Нелегалу вскоре удалось установить хорошие связи с фирмами, выпускавшими материалы для химчисток – химикаты, машины… Через некоторое время ему предложили стать представителем фирмы во многих странах, кроме самой Италии. Козлова это вполне устраивало. Это расширяло его оперативные возможности. Он был прописан в Риме, но находился там по два-три месяца. Остальное время приходилось на поездки по другим странам, это: Египет, Иордания, Израиль, Кувейт, Ливан, Саудовская Аравия и другие страны.

Для поездки по регионам нередко возникали определенные сложности. Если, скажем, в то время у человека в паспорте были израильские отметки, проставленные на КПП о въезде в эту страну, его не пропустили бы ни в одно арабское государство. В этом случае нашему разведчику пришлось идти в посольство ФРГ и решить каким-то образом эту проблему. В посольстве ему выдали новый паспорт-дубликат, с которым Козлов разъезжал по арабскому Востоку. То есть один паспорт был для Израиля, другой – для арабского мира.

Во многих арабских странах у разведчика были весьма полезные связи – родственники министров, в том числе и в Ливане, офицеры израильской армии, политики в Израиле и в Египте.

За время поездок по регионам происходили и курьёзные случаи у Козлова. Вот что он сам рассказывал: «Дело было в Иерусалиме. Захожу вечером в кафе. Беру 50 граммов водки, вернее, 40 – у них это двойная порция, и кружку пива. Огляделся вокруг, смотрю, сидят три старика за столом и одно место свободное. Подхожу, по-немецки спрашиваю: можно с вами посидеть? Евреи в основном все знают немецкий язык. Говорят, пожалуйста. Спрашивают меня: “Немец?” Отвечаю – “да”. И один из них рассказывает мне: знаешь, во время войны я служил в советской военной разведке, и меня однажды забросили в немецкий тыл. И я, говорит, вам, сволочам, так дал прикурить! И с такой ностальгией, с таким уважением к советской разведке…

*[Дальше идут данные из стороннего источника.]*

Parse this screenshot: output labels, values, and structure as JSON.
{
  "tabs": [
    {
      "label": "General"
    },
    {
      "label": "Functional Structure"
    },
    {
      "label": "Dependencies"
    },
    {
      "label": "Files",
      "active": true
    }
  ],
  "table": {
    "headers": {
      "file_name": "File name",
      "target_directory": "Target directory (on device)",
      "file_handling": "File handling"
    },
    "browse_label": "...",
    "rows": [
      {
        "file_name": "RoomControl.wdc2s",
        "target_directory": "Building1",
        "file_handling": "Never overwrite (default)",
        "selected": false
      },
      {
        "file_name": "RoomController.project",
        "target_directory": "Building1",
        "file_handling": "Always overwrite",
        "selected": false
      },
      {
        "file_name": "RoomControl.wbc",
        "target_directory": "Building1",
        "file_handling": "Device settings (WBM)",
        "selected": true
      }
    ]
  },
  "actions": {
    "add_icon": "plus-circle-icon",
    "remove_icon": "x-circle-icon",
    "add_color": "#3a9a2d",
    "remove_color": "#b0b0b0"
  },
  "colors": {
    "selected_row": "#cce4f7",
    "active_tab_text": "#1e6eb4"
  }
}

Или вот ещё такой эпизод. Как-то захожу в Тель-Авиве часов в 5 вечера в ресторан покушать. Заказал гуляш и кружку пива. Тут же рядом со мной усаживается парень в джинсах, в ковбойке, видно, что их клиент, потому что несут ему без заказа 200-граммовый графинчик со светлой жидкостью из холодильника, которая сразу начинает запотевать. Потом ставят перед ним тарелку с двумя кусками черного хлеба и ещё одну – с мелко нарезанной селёдочкой и все это под кружочками белого репчатого лука. И так эта сволочь начала аппетитно хрустеть всем этим рядом со мной… Пребывание было небесполезным. Многого удалось тогда добиться, о чем до сих пор не имею права рассказывать. Получил я за это дело орден Красной Звезды».

В 1974 году А. Козлов впервые прибыл в Иран. Пришлось приезжать туда ещё при шахе. Иран нас очень интересовал. По этой стране Козлов мог ездить совершенно спокойно. У него там была масса друзей – и среди полиции, и в других кругах. От них он получал нужную нам информацию по этой стране и в целом по региону.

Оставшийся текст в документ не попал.